3. Rehabilitation and Exercise Guidance:
- Rehabilitation Principles: ECD patients often experience bone changes, cardiorespiratory compromise, and systemic fatigue. An individualized, gradual exercise prescription is recommended;
- Forms of Exercise: Low-impact aerobic exercises (e.g., walking, stationary cycling, swimming) and low-resistance training (using light dumbbells or resistance bands);
- FITT-VP Principles Example:
• Frequency: 3–5 times per week;
• Intensity: Low to moderate intensity according to the patient’s perceived exertion (feasible for heart rate, blood pressure, and breathing);
• Time: About 20–30 minutes of aerobic exercise per session; 8–12 repetitions of resistance exercise for 2–3 sets;
• Type: Alternate between aerobic training and light resistance training;
• Progression: Closely monitor the patient’s tolerance to exercise load and gradually increase training duration or slightly increase resistance;
• Volume & Progression: Adjust goals in stages based on daily functional improvement and subjective feedback.
- Precautions: Avoid high-impact, excessive weight-bearing activities or those with a high risk of fracture.

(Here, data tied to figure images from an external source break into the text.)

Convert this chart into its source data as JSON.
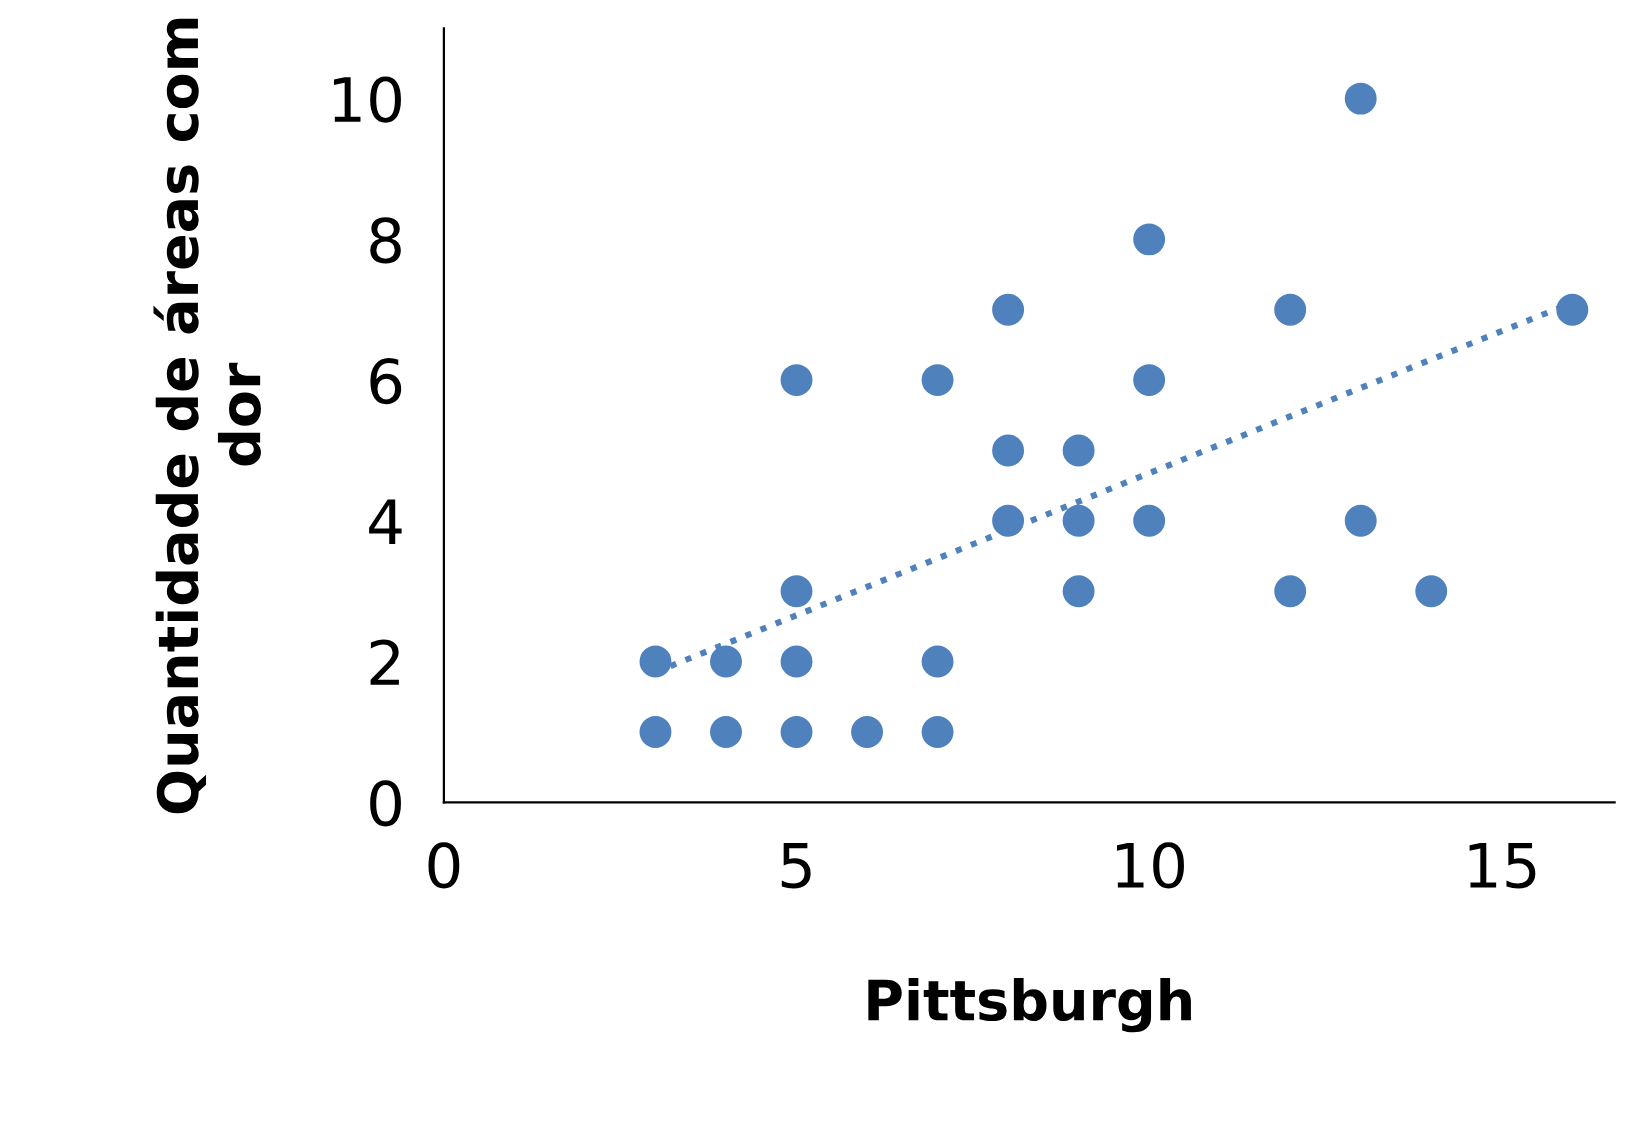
{
  "chart_data": {
    "type": "scatter",
    "xlabel": "Pittsburgh",
    "ylabel": "Quantidade de áreas com dor",
    "xlim": [
      0,
      16.6
    ],
    "xticks": [
      0,
      5,
      10,
      15
    ],
    "ylim": [
      0,
      11
    ],
    "yticks": [
      0,
      2,
      4,
      6,
      8,
      10
    ],
    "grid": false,
    "series": [
      {
        "marker": "circle",
        "color": "#4f81bd",
        "x": [
          3,
          3,
          4,
          4,
          5,
          5,
          5,
          5,
          6,
          7,
          7,
          7,
          8,
          8,
          8,
          9,
          9,
          9,
          10,
          10,
          10,
          12,
          12,
          13,
          13,
          14,
          16
        ],
        "values": [
          2,
          1,
          2,
          1,
          6,
          3,
          2,
          1,
          1,
          6,
          2,
          1,
          7,
          5,
          4,
          5,
          4,
          3,
          8,
          6,
          4,
          7,
          3,
          10,
          4,
          3,
          7
        ]
      },
      {
        "type": "line",
        "color": "#4f81bd",
        "line_style": "dotted",
        "marker": "none",
        "x": [
          3,
          16
        ],
        "values": [
          1.85,
          7.1
        ]
      }
    ]
  }
}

If significant bone pain, shortness of breath, or abnormal heart rate occurs, reduce intensity or pause the exercise and seek timely evaluation.
Disclaimer:
This report is based on the provided imaging and clinical information, and is intended for reference purposes only. It does not replace in-person consultation or professional medical advice. Specific diagnoses and treatment plans should be determined by a specialist after a comprehensive evaluation of the patient’s actual condition.
Diagnosis of Erdheim-Chester Disease was confirmed on a bone biopsy.